Janine Tebeau-Jemerson, RN, Jefferson High School Health Clinic, said a big challenge for school nurses is to get access to the right care for the students who have medical concerns that require specialists.

It’s not just access to a doctor that affects health, noted David Willis, MD, president of Oregon Pediatrics Society. Medical services rank below genetics, environment and health behaviors as a determinant of health. It makes sense to integrate medical care with other services affecting the determinants with greater impact on health.

The common theme

The strongest of several threads connecting the speakers’ comments was the fragmented nature of the health care system and the disconnection of the various systems of assistance from each other.

The summit’s afternoon session was devoted to brainstorming concrete steps to overcome the obstacles to children’s health in the three Metro counties. Several ideas were generated from small-group discussions. The most consistent theme was to develop some kind of community-wide umbrella, or “hub,” that would inventory services, educate agencies, providers and families about these services, and simplify, coordinate and reduce duplication of service management.

Technology—creating a way for electronic health records to be exchanged between practices using different systems—can help, and is being worked on.
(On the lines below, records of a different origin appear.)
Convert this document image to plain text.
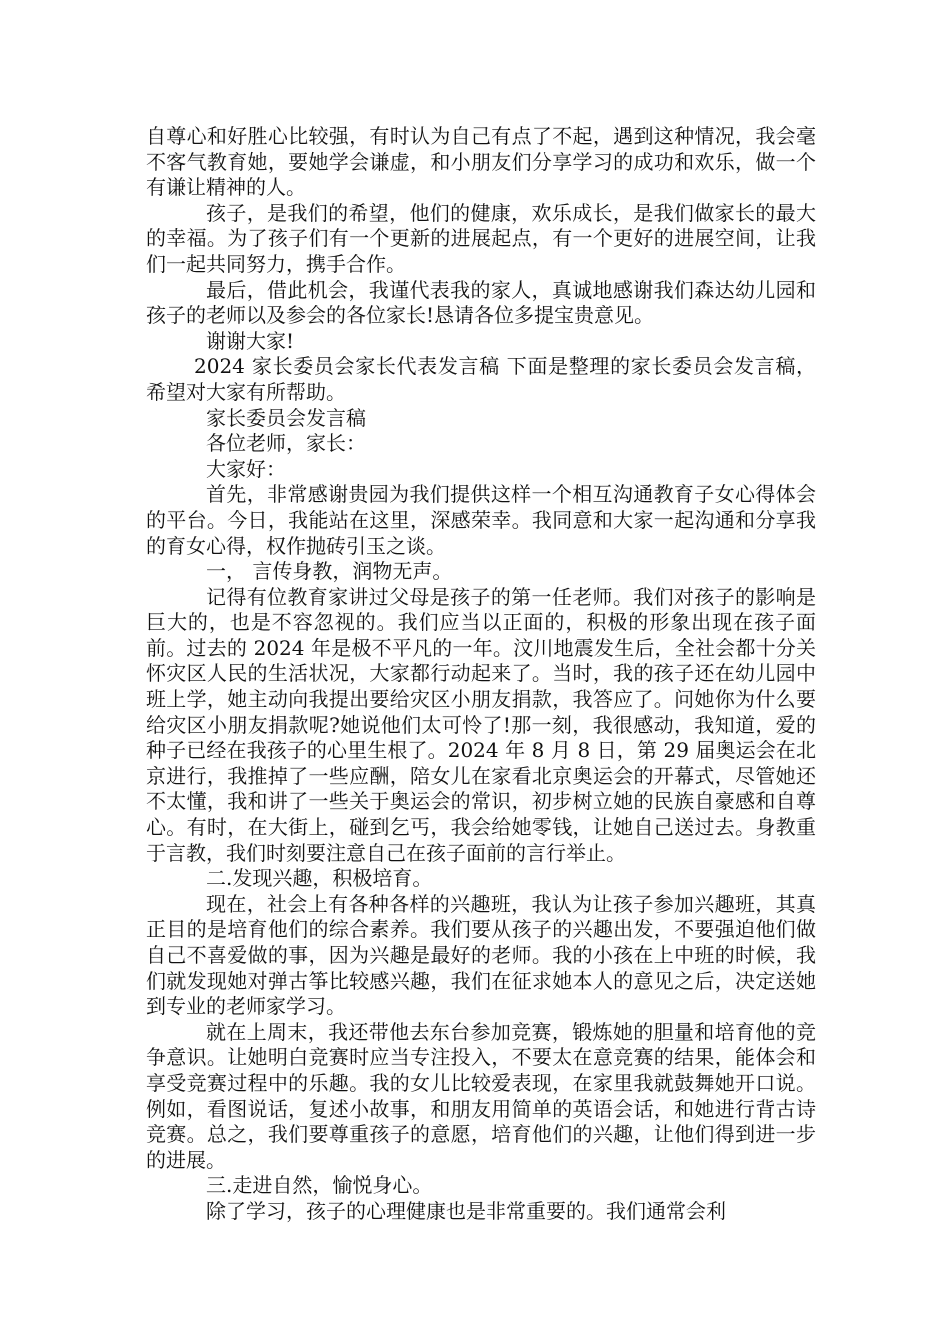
自尊心和好胜心比较强，有时认为自己有点了不起，遇到这种情况，我会毫不客气教育她，要她学会谦虚，和小朋友们分享学习的成功和欢乐，做一个有谦让精神的人。

孩子，是我们的希望，他们的健康，欢乐成长，是我们做家长的最大的幸福。为了孩子们有一个更新的进展起点，有一个更好的进展空间，让我们一起共同努力，携手合作。

最后，借此机会，我谨代表我的家人，真诚地感谢我们森达幼儿园和孩子的老师以及参会的各位家长!恳请各位多提宝贵意见。

谢谢大家!

2024 家长委员会家长代表发言稿 下面是整理的家长委员会发言稿，希望对大家有所帮助。

家长委员会发言稿

各位老师，家长：

大家好：

首先，非常感谢贵园为我们提供这样一个相互沟通教育子女心得体会的平台。今日，我能站在这里，深感荣幸。我同意和大家一起沟通和分享我的育女心得，权作抛砖引玉之谈。

一， 言传身教，润物无声。

记得有位教育家讲过父母是孩子的第一任老师。我们对孩子的影响是巨大的，也是不容忽视的。我们应当以正面的，积极的形象出现在孩子面前。过去的 2024 年是极不平凡的一年。汶川地震发生后，全社会都十分关怀灾区人民的生活状况，大家都行动起来了。当时，我的孩子还在幼儿园中班上学，她主动向我提出要给灾区小朋友捐款，我答应了。问她你为什么要给灾区小朋友捐款呢?她说他们太可怜了!那一刻，我很感动，我知道，爱的种子已经在我孩子的心里生根了。2024 年 8 月 8 日，第 29 届奥运会在北京进行，我推掉了一些应酬，陪女儿在家看北京奥运会的开幕式，尽管她还不太懂，我和讲了一些关于奥运会的常识，初步树立她的民族自豪感和自尊心。有时，在大街上，碰到乞丐，我会给她零钱，让她自己送过去。身教重于言教，我们时刻要注意自己在孩子面前的言行举止。

二.发现兴趣，积极培育。

现在，社会上有各种各样的兴趣班，我认为让孩子参加兴趣班，其真正目的是培育他们的综合素养。我们要从孩子的兴趣出发，不要强迫他们做自己不喜爱做的事，因为兴趣是最好的老师。我的小孩在上中班的时候，我们就发现她对弹古筝比较感兴趣，我们在征求她本人的意见之后，决定送她到专业的老师家学习。

就在上周末，我还带他去东台参加竞赛，锻炼她的胆量和培育他的竞争意识。让她明白竞赛时应当专注投入，不要太在意竞赛的结果，能体会和享受竞赛过程中的乐趣。我的女儿比较爱表现，在家里我就鼓舞她开口说。例如，看图说话，复述小故事，和朋友用简单的英语会话，和她进行背古诗竞赛。总之，我们要尊重孩子的意愿，培育他们的兴趣，让他们得到进一步的进展。

三.走进自然，愉悦身心。

除了学习，孩子的心理健康也是非常重要的。我们通常会利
But there is also a need for some organization, agency or other entity to provide the multi-system coordination of care and services that’s now missing.

Next steps promised

“A great meeting. A lot of good ideas. A lot of people committed to seeing something happen,” Teri Bunker said following the conclusion of the meeting. “I’d like to see health plans and providers be partners in delivering care to this group, instead of being polarized financially.”

With Katherine Bradley, administrator of the Oregon Office of Family Health promising to be a willing partner, participants committed to making sure that the ideas generated at the summit won’t gather dust.

The Northwest Health Foundation will coordinate these ongoing efforts.

Chris DeMars, health care reform policy program officer for the foundation, said a second meeting in the next few weeks will bring together those who committed to working on the initiative.

“We’re still in the formative stage to figure out if this is a part of a larger effort,” she said. “What the foundation has committed to do is convene the continuing conversation about how to move forward.”


“It’s clear to me that access to justice is not only about what goes on in a court, but is also about access to support in the community, including health care.”

—Nan Waller
Multnomah County Circuit Court Judge, chief family law judge


Katherine Bradley, PhD, RN

“It was amazing how many commonalities there were. Even working across different points of view, the group came up with central themes. I also liked the fact that in the end we made commitments about moving forward. Thanks for bringing the challenge to the community and the providers and for putting families first.”

—Katherine Bradley
Administrator, Oregon Office of Family Health


Teri Bunker, FNP

“A great meeting. A lot of good ideas. A lot of people committed to seeing something happen.”

—Teri Bunker, FNP
Bridge City Family Medical Clinic


The Legislature and the governor made it possible to step up to the challenge by insuring kids. It’s now up to us to follow through.”